2007: Brent Waters, John Bethencourt and Amit Sahai publish “Ciphertext-Policy Attribute-Based Encryption,” which describes techniques for keeping encrypted data confidential even if the server on which it is stored is untrusted. The methods described also protect against collusion attacks.

2010: Brent Waters is awarded the Sloan Research Fellowship.

2011: The David and Lucile Packard Foundation names Brent Waters as a recipient of a Packard Fellowship for Science and Engineering.

2011: Microsoft Research selects Brent Waters as one of eight Microsoft Research Faculty Fellows of 2011.

2012: President Barack Obama presents Brent Waters with a Presidential Early Career Award for Scientists and Engineers (PECASE), the highest honor bestowed by the United States government for science and engineering professionals in the early stages of their independent research careers.

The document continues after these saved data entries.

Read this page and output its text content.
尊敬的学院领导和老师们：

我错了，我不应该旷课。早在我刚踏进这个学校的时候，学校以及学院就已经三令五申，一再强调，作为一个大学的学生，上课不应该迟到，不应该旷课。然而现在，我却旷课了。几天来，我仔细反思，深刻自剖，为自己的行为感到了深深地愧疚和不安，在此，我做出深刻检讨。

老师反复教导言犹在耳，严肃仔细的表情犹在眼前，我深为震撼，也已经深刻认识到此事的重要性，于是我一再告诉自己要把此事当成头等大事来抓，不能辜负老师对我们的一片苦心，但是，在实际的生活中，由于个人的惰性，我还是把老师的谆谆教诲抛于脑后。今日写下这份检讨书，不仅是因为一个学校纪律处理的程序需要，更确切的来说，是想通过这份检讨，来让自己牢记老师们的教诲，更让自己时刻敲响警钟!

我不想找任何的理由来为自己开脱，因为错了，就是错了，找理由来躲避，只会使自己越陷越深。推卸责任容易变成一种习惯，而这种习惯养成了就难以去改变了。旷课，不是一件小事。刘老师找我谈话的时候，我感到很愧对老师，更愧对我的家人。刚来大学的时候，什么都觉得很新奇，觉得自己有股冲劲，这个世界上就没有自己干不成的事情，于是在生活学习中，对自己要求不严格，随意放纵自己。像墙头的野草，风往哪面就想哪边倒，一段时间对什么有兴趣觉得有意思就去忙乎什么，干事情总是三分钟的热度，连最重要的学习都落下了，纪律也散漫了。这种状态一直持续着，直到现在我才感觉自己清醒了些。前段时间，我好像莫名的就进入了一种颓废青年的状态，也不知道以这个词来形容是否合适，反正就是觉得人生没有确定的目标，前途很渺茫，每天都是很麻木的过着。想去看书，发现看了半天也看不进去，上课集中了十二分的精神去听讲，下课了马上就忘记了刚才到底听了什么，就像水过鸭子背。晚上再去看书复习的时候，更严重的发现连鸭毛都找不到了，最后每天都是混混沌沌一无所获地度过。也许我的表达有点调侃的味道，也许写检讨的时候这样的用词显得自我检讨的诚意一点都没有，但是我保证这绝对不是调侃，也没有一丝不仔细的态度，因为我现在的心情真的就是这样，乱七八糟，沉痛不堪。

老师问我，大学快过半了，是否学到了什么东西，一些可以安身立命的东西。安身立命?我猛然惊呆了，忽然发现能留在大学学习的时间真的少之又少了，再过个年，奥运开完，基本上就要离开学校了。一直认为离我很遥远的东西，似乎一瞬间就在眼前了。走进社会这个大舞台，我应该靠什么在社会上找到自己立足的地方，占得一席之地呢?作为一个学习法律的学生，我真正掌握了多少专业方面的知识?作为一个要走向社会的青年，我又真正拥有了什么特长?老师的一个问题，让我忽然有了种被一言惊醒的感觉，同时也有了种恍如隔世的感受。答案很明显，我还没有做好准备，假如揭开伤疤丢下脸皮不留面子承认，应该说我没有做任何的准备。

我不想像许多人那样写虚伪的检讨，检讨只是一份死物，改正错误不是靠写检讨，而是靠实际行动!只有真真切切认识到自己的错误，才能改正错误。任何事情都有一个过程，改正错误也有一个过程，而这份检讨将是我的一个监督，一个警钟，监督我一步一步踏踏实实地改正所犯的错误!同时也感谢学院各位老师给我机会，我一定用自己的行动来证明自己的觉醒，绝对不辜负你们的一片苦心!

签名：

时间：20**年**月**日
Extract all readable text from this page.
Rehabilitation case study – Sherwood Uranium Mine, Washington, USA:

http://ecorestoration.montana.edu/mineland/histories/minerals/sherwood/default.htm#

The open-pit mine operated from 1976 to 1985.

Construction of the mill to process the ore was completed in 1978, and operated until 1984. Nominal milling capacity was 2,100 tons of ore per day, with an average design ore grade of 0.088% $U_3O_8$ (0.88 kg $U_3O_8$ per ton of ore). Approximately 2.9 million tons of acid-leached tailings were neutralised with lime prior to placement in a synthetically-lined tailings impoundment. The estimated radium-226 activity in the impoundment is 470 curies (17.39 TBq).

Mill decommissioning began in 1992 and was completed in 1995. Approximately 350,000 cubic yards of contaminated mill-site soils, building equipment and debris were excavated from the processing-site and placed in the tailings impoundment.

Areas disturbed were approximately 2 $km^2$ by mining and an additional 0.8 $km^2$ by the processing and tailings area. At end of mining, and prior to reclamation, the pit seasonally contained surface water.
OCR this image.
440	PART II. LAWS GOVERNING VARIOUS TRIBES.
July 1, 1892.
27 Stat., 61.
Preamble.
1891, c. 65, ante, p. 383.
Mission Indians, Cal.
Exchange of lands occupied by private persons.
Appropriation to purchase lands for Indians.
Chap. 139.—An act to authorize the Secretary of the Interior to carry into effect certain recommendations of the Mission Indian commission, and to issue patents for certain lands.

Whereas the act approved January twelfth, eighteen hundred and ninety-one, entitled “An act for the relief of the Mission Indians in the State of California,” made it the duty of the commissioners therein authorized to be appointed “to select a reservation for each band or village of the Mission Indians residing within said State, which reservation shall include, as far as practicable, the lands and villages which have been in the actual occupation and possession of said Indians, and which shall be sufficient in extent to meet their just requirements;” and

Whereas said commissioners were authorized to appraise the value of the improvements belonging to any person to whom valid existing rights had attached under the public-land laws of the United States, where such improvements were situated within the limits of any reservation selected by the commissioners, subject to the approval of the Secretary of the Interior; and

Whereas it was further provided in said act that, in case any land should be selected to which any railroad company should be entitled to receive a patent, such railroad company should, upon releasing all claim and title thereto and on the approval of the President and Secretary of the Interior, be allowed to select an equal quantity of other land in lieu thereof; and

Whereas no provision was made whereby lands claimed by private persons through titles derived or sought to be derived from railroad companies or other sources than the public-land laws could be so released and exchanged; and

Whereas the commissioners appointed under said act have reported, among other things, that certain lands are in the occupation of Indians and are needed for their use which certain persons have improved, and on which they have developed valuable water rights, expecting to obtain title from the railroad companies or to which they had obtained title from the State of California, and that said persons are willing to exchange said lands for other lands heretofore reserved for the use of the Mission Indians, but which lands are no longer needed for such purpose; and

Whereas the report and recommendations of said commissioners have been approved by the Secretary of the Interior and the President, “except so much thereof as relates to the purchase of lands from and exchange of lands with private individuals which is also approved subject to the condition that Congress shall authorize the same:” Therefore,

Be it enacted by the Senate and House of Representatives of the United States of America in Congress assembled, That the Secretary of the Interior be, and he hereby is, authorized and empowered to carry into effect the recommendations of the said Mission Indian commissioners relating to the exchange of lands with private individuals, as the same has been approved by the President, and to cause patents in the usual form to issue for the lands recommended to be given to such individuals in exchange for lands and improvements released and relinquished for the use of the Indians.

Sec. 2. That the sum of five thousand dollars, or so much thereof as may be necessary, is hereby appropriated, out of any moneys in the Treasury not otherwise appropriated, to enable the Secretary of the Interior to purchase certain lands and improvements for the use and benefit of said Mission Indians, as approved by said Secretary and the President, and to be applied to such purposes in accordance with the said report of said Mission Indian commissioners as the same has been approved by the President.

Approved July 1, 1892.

2013: Sergey Gorbunov, Vinod Vaikuntanathan and Hoeteck Wee publish “Attribute-based encryption for circuits.” (STOC 2013: 545-554). This joint work with collaborators from the University of Toronto, MIT and George Washington University presents the first attribution-based encryption scheme for essentially all access policies. The scheme additionally achieves post-quantum security. Wee is now a Senior Scientist with NTT Research.

2015: Brent Waters is awarded the Grace Murray Hopper Award for the introduction and development of the concepts of attribute-based encryption and functional encryption.

2019: The Simons Foundation names Brent Waters as a Simons Investigator, providing funding to support his cryptography work.

2020: NTT Research makes attribute-based encryption software libraries available in the marketplace for solution providers to create commercial products.